Purtroppo queste definizioni -fatta eccezione forse per il solo caso della variazione singola connessa con la valutazione del rischio/cliente- non sfuggono ad una qualificazione di genericità e indeterminatezza intrinseca alla previsione normativa, col risultato che non si è pervenuti a soluzioni soddisfacenti. Una svolta positiva sembra costituita -almeno per le ipotesi ivi considerate- dal nuovo comma 2 bis dell'art. 118 introdotto dal DL 13 maggio 2011 n. 70 che prevede la possibilità di predeterminare, nel contratto, "specifici eventi e condizioni", al ricorrere dei quali, scatta la facoltà di introdurre modificazioni.

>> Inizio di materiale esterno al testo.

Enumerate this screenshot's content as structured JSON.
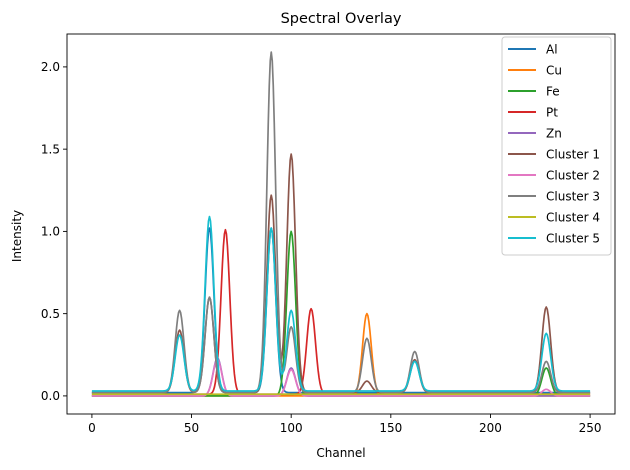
{
  "chart_data": {
    "type": "line",
    "title": "Spectral Overlay",
    "xlabel": "Channel",
    "ylabel": "Intensity",
    "xlim": [
      -12.5,
      262.5
    ],
    "ylim": [
      -0.11,
      2.2
    ],
    "x_ticks": [
      0,
      50,
      100,
      150,
      200,
      250
    ],
    "y_ticks": [
      0.0,
      0.5,
      1.0,
      1.5,
      2.0
    ],
    "x_tick_labels": [
      "0",
      "50",
      "100",
      "150",
      "200",
      "250"
    ],
    "y_tick_labels": [
      "0.0",
      "0.5",
      "1.0",
      "1.5",
      "2.0"
    ],
    "grid": false,
    "legend_position": "top-right",
    "x_range": [
      0,
      250
    ],
    "line_width": 1.7,
    "series": [
      {
        "name": "Al",
        "color": "#1f77b4",
        "baseline": 0.02,
        "peaks": [
          {
            "center": 59,
            "height": 1.0,
            "width": 2.2
          },
          {
            "center": 90,
            "height": 1.0,
            "width": 2.2
          }
        ]
      },
      {
        "name": "Cu",
        "color": "#ff7f0e",
        "baseline": 0.0,
        "peaks": [
          {
            "center": 138,
            "height": 0.5,
            "width": 2.2
          }
        ]
      },
      {
        "name": "Fe",
        "color": "#2ca02c",
        "baseline": 0.0,
        "peaks": [
          {
            "center": 100,
            "height": 1.0,
            "width": 2.2
          },
          {
            "center": 228,
            "height": 0.17,
            "width": 2.2
          }
        ]
      },
      {
        "name": "Pt",
        "color": "#d62728",
        "baseline": 0.01,
        "peaks": [
          {
            "center": 67,
            "height": 1.0,
            "width": 2.2
          },
          {
            "center": 110,
            "height": 0.52,
            "width": 2.2
          }
        ]
      },
      {
        "name": "Zn",
        "color": "#9467bd",
        "baseline": 0.0,
        "peaks": [
          {
            "center": 63,
            "height": 0.23,
            "width": 2.2
          },
          {
            "center": 100,
            "height": 0.17,
            "width": 2.2
          }
        ]
      },
      {
        "name": "Cluster 1",
        "color": "#8c564b",
        "baseline": 0.02,
        "peaks": [
          {
            "center": 44,
            "height": 0.38,
            "width": 2.2
          },
          {
            "center": 59,
            "height": 0.58,
            "width": 2.2
          },
          {
            "center": 90,
            "height": 1.2,
            "width": 2.2
          },
          {
            "center": 100,
            "height": 1.45,
            "width": 2.2
          },
          {
            "center": 138,
            "height": 0.07,
            "width": 2.2
          },
          {
            "center": 162,
            "height": 0.2,
            "width": 2.2
          },
          {
            "center": 228,
            "height": 0.52,
            "width": 2.2
          }
        ]
      },
      {
        "name": "Cluster 2",
        "color": "#e377c2",
        "baseline": 0.0,
        "peaks": [
          {
            "center": 63,
            "height": 0.22,
            "width": 2.2
          },
          {
            "center": 100,
            "height": 0.16,
            "width": 2.2
          },
          {
            "center": 228,
            "height": 0.04,
            "width": 2.2
          }
        ]
      },
      {
        "name": "Cluster 3",
        "color": "#7f7f7f",
        "baseline": 0.02,
        "peaks": [
          {
            "center": 44,
            "height": 0.5,
            "width": 2.2
          },
          {
            "center": 59,
            "height": 0.58,
            "width": 2.2
          },
          {
            "center": 90,
            "height": 2.07,
            "width": 2.2
          },
          {
            "center": 100,
            "height": 0.4,
            "width": 2.2
          },
          {
            "center": 138,
            "height": 0.33,
            "width": 2.2
          },
          {
            "center": 162,
            "height": 0.25,
            "width": 2.2
          },
          {
            "center": 228,
            "height": 0.19,
            "width": 2.2
          }
        ]
      },
      {
        "name": "Cluster 4",
        "color": "#bcbd22",
        "baseline": 0.01,
        "peaks": []
      },
      {
        "name": "Cluster 5",
        "color": "#17becf",
        "baseline": 0.03,
        "peaks": [
          {
            "center": 44,
            "height": 0.34,
            "width": 2.2
          },
          {
            "center": 59,
            "height": 1.06,
            "width": 2.2
          },
          {
            "center": 90,
            "height": 0.99,
            "width": 2.2
          },
          {
            "center": 100,
            "height": 0.49,
            "width": 2.2
          },
          {
            "center": 162,
            "height": 0.18,
            "width": 2.2
          },
          {
            "center": 228,
            "height": 0.35,
            "width": 2.2
          }
        ]
      }
    ]
  }
}
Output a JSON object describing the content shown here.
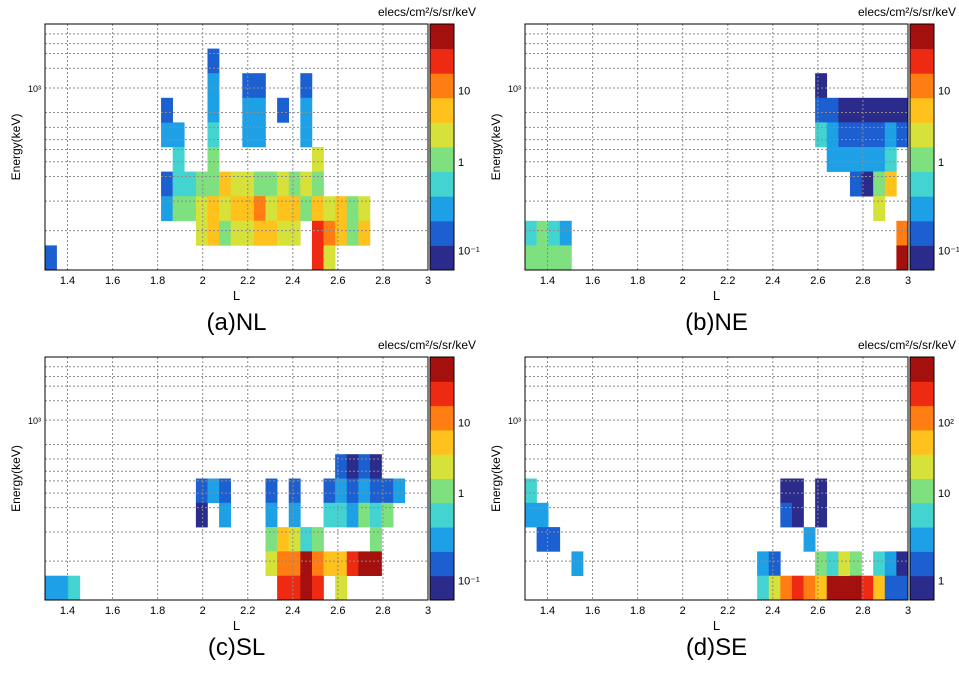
{
  "colors": {
    "grid": "#8c8c8c",
    "frame": "#000000",
    "scale": [
      "#2b2b8c",
      "#1c5fd1",
      "#1ea0e6",
      "#43d3d0",
      "#7fe07f",
      "#d6e23a",
      "#ffc21d",
      "#ff7d13",
      "#ee2a12",
      "#a3100e"
    ]
  },
  "chart_data": [
    {
      "type": "heatmap",
      "caption": "(a)NL",
      "xlabel": "L",
      "ylabel": "Energy(keV)",
      "colorbar_title": "elecs/cm²/s/sr/keV",
      "x_ticks": [
        "1.4",
        "1.6",
        "1.8",
        "2",
        "2.2",
        "2.4",
        "2.6",
        "2.8",
        "3"
      ],
      "y_tick_label": "10³",
      "colorbar_ticks": [
        "10",
        "1",
        "10⁻¹"
      ],
      "cells": [
        [
          0,
          0,
          0.1
        ],
        [
          10,
          3,
          0.15
        ],
        [
          10,
          2,
          0.2
        ],
        [
          10,
          5,
          0.2
        ],
        [
          10,
          6,
          0.15
        ],
        [
          11,
          5,
          0.3
        ],
        [
          11,
          4,
          0.4
        ],
        [
          11,
          3,
          0.6
        ],
        [
          11,
          2,
          1.2
        ],
        [
          12,
          3,
          0.6
        ],
        [
          12,
          2,
          1.5
        ],
        [
          13,
          1,
          2
        ],
        [
          13,
          2,
          3
        ],
        [
          13,
          3,
          1.5
        ],
        [
          14,
          8,
          0.12
        ],
        [
          14,
          7,
          0.2
        ],
        [
          14,
          6,
          0.3
        ],
        [
          14,
          5,
          0.5
        ],
        [
          14,
          4,
          0.8
        ],
        [
          14,
          3,
          1.5
        ],
        [
          14,
          2,
          4
        ],
        [
          14,
          1,
          6
        ],
        [
          15,
          2,
          2
        ],
        [
          15,
          3,
          4
        ],
        [
          15,
          1,
          1.5
        ],
        [
          16,
          3,
          2
        ],
        [
          16,
          2,
          5
        ],
        [
          16,
          1,
          3
        ],
        [
          17,
          7,
          0.15
        ],
        [
          17,
          6,
          0.2
        ],
        [
          17,
          5,
          0.3
        ],
        [
          17,
          3,
          3
        ],
        [
          17,
          2,
          6
        ],
        [
          17,
          1,
          2
        ],
        [
          18,
          7,
          0.12
        ],
        [
          18,
          6,
          0.2
        ],
        [
          18,
          5,
          0.25
        ],
        [
          18,
          3,
          1.5
        ],
        [
          18,
          2,
          8
        ],
        [
          18,
          1,
          4
        ],
        [
          19,
          3,
          1
        ],
        [
          19,
          2,
          3
        ],
        [
          19,
          1,
          6
        ],
        [
          20,
          6,
          0.12
        ],
        [
          20,
          3,
          2
        ],
        [
          20,
          2,
          5
        ],
        [
          20,
          1,
          2
        ],
        [
          21,
          3,
          1.5
        ],
        [
          21,
          2,
          4
        ],
        [
          21,
          1,
          3
        ],
        [
          22,
          7,
          0.15
        ],
        [
          22,
          6,
          0.2
        ],
        [
          22,
          5,
          0.3
        ],
        [
          22,
          3,
          2
        ],
        [
          22,
          2,
          1
        ],
        [
          23,
          4,
          2
        ],
        [
          23,
          3,
          1.5
        ],
        [
          23,
          2,
          5
        ],
        [
          23,
          1,
          15
        ],
        [
          23,
          0,
          25
        ],
        [
          24,
          2,
          3
        ],
        [
          24,
          1,
          8
        ],
        [
          24,
          0,
          2
        ],
        [
          25,
          2,
          4
        ],
        [
          25,
          1,
          6
        ],
        [
          26,
          2,
          1.5
        ],
        [
          26,
          1,
          0.8
        ],
        [
          27,
          2,
          3
        ],
        [
          27,
          1,
          5
        ]
      ]
    },
    {
      "type": "heatmap",
      "caption": "(b)NE",
      "xlabel": "L",
      "ylabel": "Energy(keV)",
      "colorbar_title": "elecs/cm²/s/sr/keV",
      "x_ticks": [
        "1.4",
        "1.6",
        "1.8",
        "2",
        "2.2",
        "2.4",
        "2.6",
        "2.8",
        "3"
      ],
      "y_tick_label": "10³",
      "colorbar_ticks": [
        "10",
        "1",
        "10⁻¹"
      ],
      "cells": [
        [
          0,
          1,
          0.5
        ],
        [
          0,
          0,
          0.8
        ],
        [
          1,
          1,
          0.6
        ],
        [
          1,
          0,
          0.8
        ],
        [
          2,
          1,
          0.4
        ],
        [
          2,
          0,
          1
        ],
        [
          3,
          1,
          0.3
        ],
        [
          3,
          0,
          0.8
        ],
        [
          25,
          7,
          0.05
        ],
        [
          25,
          6,
          0.1
        ],
        [
          25,
          5,
          0.4
        ],
        [
          26,
          6,
          0.1
        ],
        [
          26,
          5,
          0.2
        ],
        [
          26,
          4,
          0.3
        ],
        [
          27,
          6,
          0.08
        ],
        [
          27,
          5,
          0.15
        ],
        [
          27,
          4,
          0.25
        ],
        [
          28,
          6,
          0.06
        ],
        [
          28,
          5,
          0.1
        ],
        [
          28,
          4,
          0.2
        ],
        [
          28,
          3,
          0.1
        ],
        [
          29,
          6,
          0.05
        ],
        [
          29,
          5,
          0.12
        ],
        [
          29,
          4,
          0.3
        ],
        [
          29,
          3,
          0.08
        ],
        [
          30,
          6,
          0.05
        ],
        [
          30,
          5,
          0.15
        ],
        [
          30,
          4,
          0.2
        ],
        [
          30,
          3,
          0.8
        ],
        [
          30,
          2,
          2
        ],
        [
          31,
          6,
          0.06
        ],
        [
          31,
          5,
          0.2
        ],
        [
          31,
          4,
          0.5
        ],
        [
          31,
          3,
          3
        ],
        [
          32,
          6,
          0.08
        ],
        [
          32,
          5,
          0.12
        ],
        [
          32,
          1,
          5
        ],
        [
          32,
          0,
          15
        ]
      ]
    },
    {
      "type": "heatmap",
      "caption": "(c)SL",
      "xlabel": "L",
      "ylabel": "Energy(keV)",
      "colorbar_title": "elecs/cm²/s/sr/keV",
      "x_ticks": [
        "1.4",
        "1.6",
        "1.8",
        "2",
        "2.2",
        "2.4",
        "2.6",
        "2.8",
        "3"
      ],
      "y_tick_label": "10³",
      "colorbar_ticks": [
        "10",
        "1",
        "10⁻¹"
      ],
      "cells": [
        [
          0,
          0,
          0.2
        ],
        [
          1,
          0,
          0.25
        ],
        [
          2,
          0,
          0.3
        ],
        [
          13,
          4,
          0.1
        ],
        [
          13,
          3,
          0.08
        ],
        [
          14,
          4,
          0.2
        ],
        [
          15,
          4,
          0.15
        ],
        [
          15,
          3,
          0.2
        ],
        [
          19,
          4,
          0.15
        ],
        [
          19,
          3,
          0.25
        ],
        [
          19,
          2,
          0.5
        ],
        [
          19,
          1,
          1.5
        ],
        [
          20,
          2,
          2
        ],
        [
          20,
          1,
          3
        ],
        [
          20,
          0,
          6
        ],
        [
          21,
          4,
          0.1
        ],
        [
          21,
          3,
          0.2
        ],
        [
          21,
          2,
          1
        ],
        [
          21,
          1,
          5
        ],
        [
          21,
          0,
          8
        ],
        [
          22,
          2,
          0.3
        ],
        [
          22,
          1,
          10
        ],
        [
          22,
          0,
          20
        ],
        [
          23,
          2,
          0.5
        ],
        [
          23,
          1,
          3
        ],
        [
          23,
          0,
          6
        ],
        [
          24,
          4,
          0.15
        ],
        [
          24,
          3,
          0.3
        ],
        [
          24,
          1,
          2
        ],
        [
          25,
          5,
          0.1
        ],
        [
          25,
          4,
          0.2
        ],
        [
          25,
          3,
          0.3
        ],
        [
          25,
          1,
          2
        ],
        [
          25,
          0,
          1
        ],
        [
          26,
          5,
          0.08
        ],
        [
          26,
          4,
          0.15
        ],
        [
          26,
          3,
          0.2
        ],
        [
          26,
          1,
          8
        ],
        [
          27,
          5,
          0.1
        ],
        [
          27,
          4,
          0.2
        ],
        [
          27,
          3,
          0.8
        ],
        [
          27,
          1,
          15
        ],
        [
          28,
          5,
          0.06
        ],
        [
          28,
          4,
          0.1
        ],
        [
          28,
          3,
          0.3
        ],
        [
          28,
          2,
          0.5
        ],
        [
          28,
          1,
          10
        ],
        [
          29,
          4,
          0.15
        ],
        [
          29,
          3,
          0.5
        ],
        [
          30,
          4,
          0.2
        ]
      ]
    },
    {
      "type": "heatmap",
      "caption": "(d)SE",
      "xlabel": "L",
      "ylabel": "Energy(keV)",
      "colorbar_title": "elecs/cm²/s/sr/keV",
      "x_ticks": [
        "1.4",
        "1.6",
        "1.8",
        "2",
        "2.2",
        "2.4",
        "2.6",
        "2.8",
        "3"
      ],
      "y_tick_label": "10³",
      "colorbar_ticks": [
        "10²",
        "10",
        "1"
      ],
      "cells": [
        [
          0,
          4,
          3
        ],
        [
          0,
          3,
          2
        ],
        [
          1,
          3,
          1.5
        ],
        [
          1,
          2,
          0.8
        ],
        [
          2,
          2,
          1
        ],
        [
          4,
          1,
          1.5
        ],
        [
          20,
          1,
          1.5
        ],
        [
          20,
          0,
          3
        ],
        [
          21,
          1,
          1
        ],
        [
          21,
          0,
          10
        ],
        [
          22,
          4,
          0.5
        ],
        [
          22,
          3,
          0.8
        ],
        [
          22,
          0,
          50
        ],
        [
          23,
          4,
          0.3
        ],
        [
          23,
          3,
          0.5
        ],
        [
          23,
          0,
          80
        ],
        [
          24,
          2,
          2
        ],
        [
          24,
          0,
          40
        ],
        [
          25,
          4,
          0.4
        ],
        [
          25,
          3,
          0.6
        ],
        [
          25,
          1,
          8
        ],
        [
          25,
          0,
          20
        ],
        [
          26,
          0,
          150
        ],
        [
          26,
          1,
          5
        ],
        [
          27,
          0,
          200
        ],
        [
          27,
          1,
          10
        ],
        [
          28,
          1,
          6
        ],
        [
          28,
          0,
          150
        ],
        [
          29,
          0,
          80
        ],
        [
          30,
          1,
          3
        ],
        [
          30,
          0,
          20
        ],
        [
          31,
          1,
          2
        ],
        [
          31,
          0,
          0.8
        ],
        [
          32,
          1,
          0.6
        ],
        [
          32,
          0,
          0.7
        ]
      ]
    }
  ]
}
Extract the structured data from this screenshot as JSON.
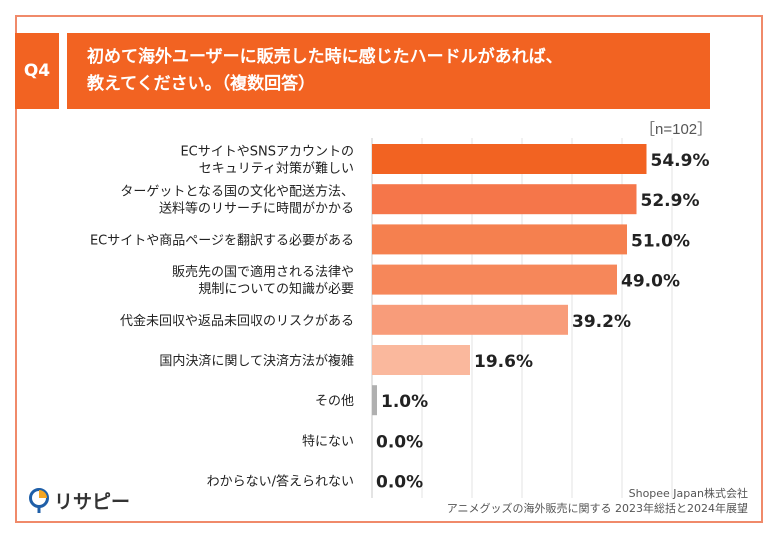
{
  "question": {
    "badge": "Q4",
    "title_line1": "初めて海外ユーザーに販売した時に感じたハードルがあれば、",
    "title_line2": "教えてください。（複数回答）"
  },
  "sample_size": "［n=102］",
  "chart_data": {
    "type": "bar",
    "orientation": "horizontal",
    "title": "初めて海外ユーザーに販売した時に感じたハードルがあれば、教えてください。（複数回答）",
    "categories": [
      [
        "ECサイトやSNSアカウントの",
        "セキュリティ対策が難しい"
      ],
      [
        "ターゲットとなる国の文化や配送方法、",
        "送料等のリサーチに時間がかかる"
      ],
      [
        "ECサイトや商品ページを翻訳する必要がある"
      ],
      [
        "販売先の国で適用される法律や",
        "規制についての知識が必要"
      ],
      [
        "代金未回収や返品未回収のリスクがある"
      ],
      [
        "国内決済に関して決済方法が複雑"
      ],
      [
        "その他"
      ],
      [
        "特にない"
      ],
      [
        "わからない/答えられない"
      ]
    ],
    "values": [
      54.9,
      52.9,
      51.0,
      49.0,
      39.2,
      19.6,
      1.0,
      0.0,
      0.0
    ],
    "value_labels": [
      "54.9%",
      "52.9%",
      "51.0%",
      "49.0%",
      "39.2%",
      "19.6%",
      "1.0%",
      "0.0%",
      "0.0%"
    ],
    "xlim": [
      0,
      60
    ],
    "unit": "%",
    "grid": true,
    "colors": [
      "#f26322",
      "#f5764a",
      "#f5804f",
      "#f6875a",
      "#f89c7a",
      "#fab89d",
      "#b0b0b0",
      "#b0b0b0",
      "#b0b0b0"
    ]
  },
  "brand": {
    "logo_text": "リサピー",
    "logo_color": "#f5a623",
    "logo_dark": "#1f5fa8"
  },
  "credit": {
    "line1": "Shopee Japan株式会社",
    "line2": "アニメグッズの海外販売に関する 2023年総括と2024年展望"
  }
}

Finora il concreto comportamento delle banche è stato improntato alla massima genericità fino al punto di non fornire alcuna indicazione a sostegno degli aumenti applicati. Vi sono state proposte di modifica motivate con "l'andamento dei tassi" o con "l'andamento dei mercati" (Collegio Napoli n. 98 del 4 marzo 2010 ha ritenuto quest’ultima motivazione "molto sintetica, ma non tale da non consentire al cliente con un minimo sforzo di approfondimento, di valutare la congruità della variazione rispetto alla motivazione che ne è alla base") o con "incremento del rischio creditizio correlato al deteriorarsi dello scenario macroeconomico" o col "mutato contesto di mercato che si riflette sulle spese di gestione e di operazioni e dei servizi", o con l'“attuale crisi economica", ecc.
Alcune di queste motivazioni o altre similari sono state ritenute dall’ABF idonee a legittimare le variazioni per cui rimane difficile individuare un criterio orientativo sicuro.
La nostra impressione è che l’Arbitro abbia ritenuto insufficiente la giustificazione addotta -con conseguente inefficacia della variazione- nei casi in cui ad una indicazione troppo generica si è aggiunta anche una disconnessione sul piano economico fra motivo addotto (causa) e aumento applicato (effetto). In concreto la variazione apportata è stata ritenuta eccessiva ed abnorme rispetto al parametro addotto.